C’est à ce double point de vue que nous allons envisager le purgatoire et en illustrer la doctrine.

Chapitre 3

Le mot purgatoire

Le mot purgatoire se prend tantôt pour un lieu, tantôt pour un état intermédiaire entre l’enfer et le ciel. C’est proprement la situation des âmes qui, au moment de la mort, se trouvent en état de grâce, mais n’ont pas complètement expié leurs fautes, ni atteint le degré de pureté nécessaire pour jouir de la vision de Dieu.

Le purgatoire est donc un état passager, qui se termine à la vie bienheureuse. Ce n’est plus une épreuve, où l’on peut mériter et démériter; mais un état de satisfaction et d’expiation. L’âme est arrivée au terme de sa vie mortelle: cette vie était un temps d’épreuve, temps de mérite pour l’âme, et temps de miséricorde de la part de Dieu. Ce temps une fois expiré, il n’y a plus de la part de Dieu que justice; et l’âme de son côté ne peut plus ni mériter ni démériter. Elle est fixée dans l’état où la mort l’a trouvée; et comme elle a été trouvée dans la grâce sanctifiante, elle est sûre de ne plus déchoir de cet heureux état et de parvenir à la possession immuable de Dieu. Cependant, comme elle est chargée de certaines dettes de peines temporelles, elle doit satisfaire la divine justice en subissant ces peines dans toute leur rigueur.

Telle est la signification du mot purgatoire, et la situation des âmes qui s’y trouvent.

Doctrine catholique

Or l’Église propose à ce sujet deux vérités nettement définies comme dogmes de foi: premièrement, qu’il y a un purgatoire; secondement, que les âmes, qui sont dans le purgatoire, peuvent être secourues par les suffrages des fidèles, surtout par le saint sacrifice de la messe.
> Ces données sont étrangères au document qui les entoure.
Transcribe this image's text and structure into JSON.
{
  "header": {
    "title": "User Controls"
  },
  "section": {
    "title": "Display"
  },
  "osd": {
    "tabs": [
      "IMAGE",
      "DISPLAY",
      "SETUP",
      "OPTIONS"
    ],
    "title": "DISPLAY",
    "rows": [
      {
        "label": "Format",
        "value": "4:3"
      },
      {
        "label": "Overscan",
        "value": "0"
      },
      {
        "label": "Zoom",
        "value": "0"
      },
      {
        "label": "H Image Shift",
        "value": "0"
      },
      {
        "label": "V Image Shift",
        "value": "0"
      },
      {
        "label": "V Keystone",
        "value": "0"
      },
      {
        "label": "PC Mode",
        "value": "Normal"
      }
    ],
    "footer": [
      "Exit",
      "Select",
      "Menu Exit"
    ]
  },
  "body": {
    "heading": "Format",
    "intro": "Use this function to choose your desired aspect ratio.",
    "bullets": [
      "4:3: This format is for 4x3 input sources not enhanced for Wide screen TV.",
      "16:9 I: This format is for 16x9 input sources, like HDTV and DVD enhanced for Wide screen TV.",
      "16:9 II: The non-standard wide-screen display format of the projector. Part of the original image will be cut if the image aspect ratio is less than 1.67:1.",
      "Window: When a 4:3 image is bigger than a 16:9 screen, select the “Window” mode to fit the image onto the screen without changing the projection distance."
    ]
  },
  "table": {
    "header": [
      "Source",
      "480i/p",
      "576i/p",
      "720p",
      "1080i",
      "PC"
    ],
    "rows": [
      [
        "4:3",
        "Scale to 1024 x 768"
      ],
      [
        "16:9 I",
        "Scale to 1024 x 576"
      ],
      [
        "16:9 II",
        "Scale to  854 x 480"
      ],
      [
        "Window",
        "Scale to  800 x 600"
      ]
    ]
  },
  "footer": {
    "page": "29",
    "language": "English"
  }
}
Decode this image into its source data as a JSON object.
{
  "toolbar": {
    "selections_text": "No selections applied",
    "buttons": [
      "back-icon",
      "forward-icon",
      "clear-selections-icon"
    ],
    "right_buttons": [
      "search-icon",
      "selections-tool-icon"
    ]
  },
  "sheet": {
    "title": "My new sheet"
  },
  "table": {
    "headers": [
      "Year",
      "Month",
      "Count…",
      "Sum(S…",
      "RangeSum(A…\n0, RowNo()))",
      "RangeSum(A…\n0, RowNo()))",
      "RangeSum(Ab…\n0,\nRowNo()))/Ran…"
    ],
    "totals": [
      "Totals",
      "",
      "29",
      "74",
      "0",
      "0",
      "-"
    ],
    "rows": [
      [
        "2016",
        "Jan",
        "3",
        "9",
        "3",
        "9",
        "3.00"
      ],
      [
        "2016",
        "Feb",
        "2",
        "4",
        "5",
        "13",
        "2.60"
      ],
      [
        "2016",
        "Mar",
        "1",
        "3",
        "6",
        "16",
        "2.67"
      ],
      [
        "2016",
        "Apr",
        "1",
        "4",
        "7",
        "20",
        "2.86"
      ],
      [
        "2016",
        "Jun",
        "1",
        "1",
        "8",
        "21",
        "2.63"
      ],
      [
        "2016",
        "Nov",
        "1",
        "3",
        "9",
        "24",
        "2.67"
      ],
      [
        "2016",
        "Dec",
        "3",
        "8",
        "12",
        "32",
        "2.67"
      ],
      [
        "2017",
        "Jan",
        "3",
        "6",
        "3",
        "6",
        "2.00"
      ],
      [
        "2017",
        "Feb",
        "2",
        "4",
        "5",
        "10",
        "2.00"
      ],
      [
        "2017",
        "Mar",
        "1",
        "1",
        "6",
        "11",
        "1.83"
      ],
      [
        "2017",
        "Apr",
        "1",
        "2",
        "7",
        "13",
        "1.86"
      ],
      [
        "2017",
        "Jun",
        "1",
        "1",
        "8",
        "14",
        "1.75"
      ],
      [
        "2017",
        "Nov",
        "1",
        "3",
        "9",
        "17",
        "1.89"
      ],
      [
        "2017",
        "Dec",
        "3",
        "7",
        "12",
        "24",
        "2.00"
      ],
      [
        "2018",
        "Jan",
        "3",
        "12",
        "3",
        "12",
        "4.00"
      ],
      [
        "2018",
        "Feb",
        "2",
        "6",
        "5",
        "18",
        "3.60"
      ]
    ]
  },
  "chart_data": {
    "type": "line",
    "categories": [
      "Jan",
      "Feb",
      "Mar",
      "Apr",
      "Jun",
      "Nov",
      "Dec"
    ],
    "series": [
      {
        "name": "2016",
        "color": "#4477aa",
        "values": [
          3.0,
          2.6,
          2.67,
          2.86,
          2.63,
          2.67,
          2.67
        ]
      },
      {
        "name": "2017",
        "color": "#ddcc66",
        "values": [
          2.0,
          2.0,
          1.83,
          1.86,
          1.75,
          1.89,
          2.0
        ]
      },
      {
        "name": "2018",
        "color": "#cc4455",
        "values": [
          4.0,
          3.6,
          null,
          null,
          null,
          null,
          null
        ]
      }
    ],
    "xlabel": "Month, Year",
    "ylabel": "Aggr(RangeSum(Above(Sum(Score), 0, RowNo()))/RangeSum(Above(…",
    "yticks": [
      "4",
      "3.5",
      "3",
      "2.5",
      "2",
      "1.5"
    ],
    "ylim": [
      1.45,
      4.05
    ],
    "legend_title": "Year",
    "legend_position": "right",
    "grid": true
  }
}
Concile de Trente – Questions controversées.

Outre ces deux points dogmatiques, il y a plusieurs questions doctrinales que l’Église n’a pas décidées, et qui sont plus ou moins clairement résolues par les docteurs. Ces questions se rapportent:

  1.  au lieu du purgatoire;
  2. à la nature des peines;
  3. au nombre et à l’état des âmes qui sont au purgatoire;
  4. à la certitude qu’elles y ont de leur béatitude;
  5. à la durée de leurs peines;
  6. à l’intervention des vivants en leur faveur et à l’application des suffrages de l’Église.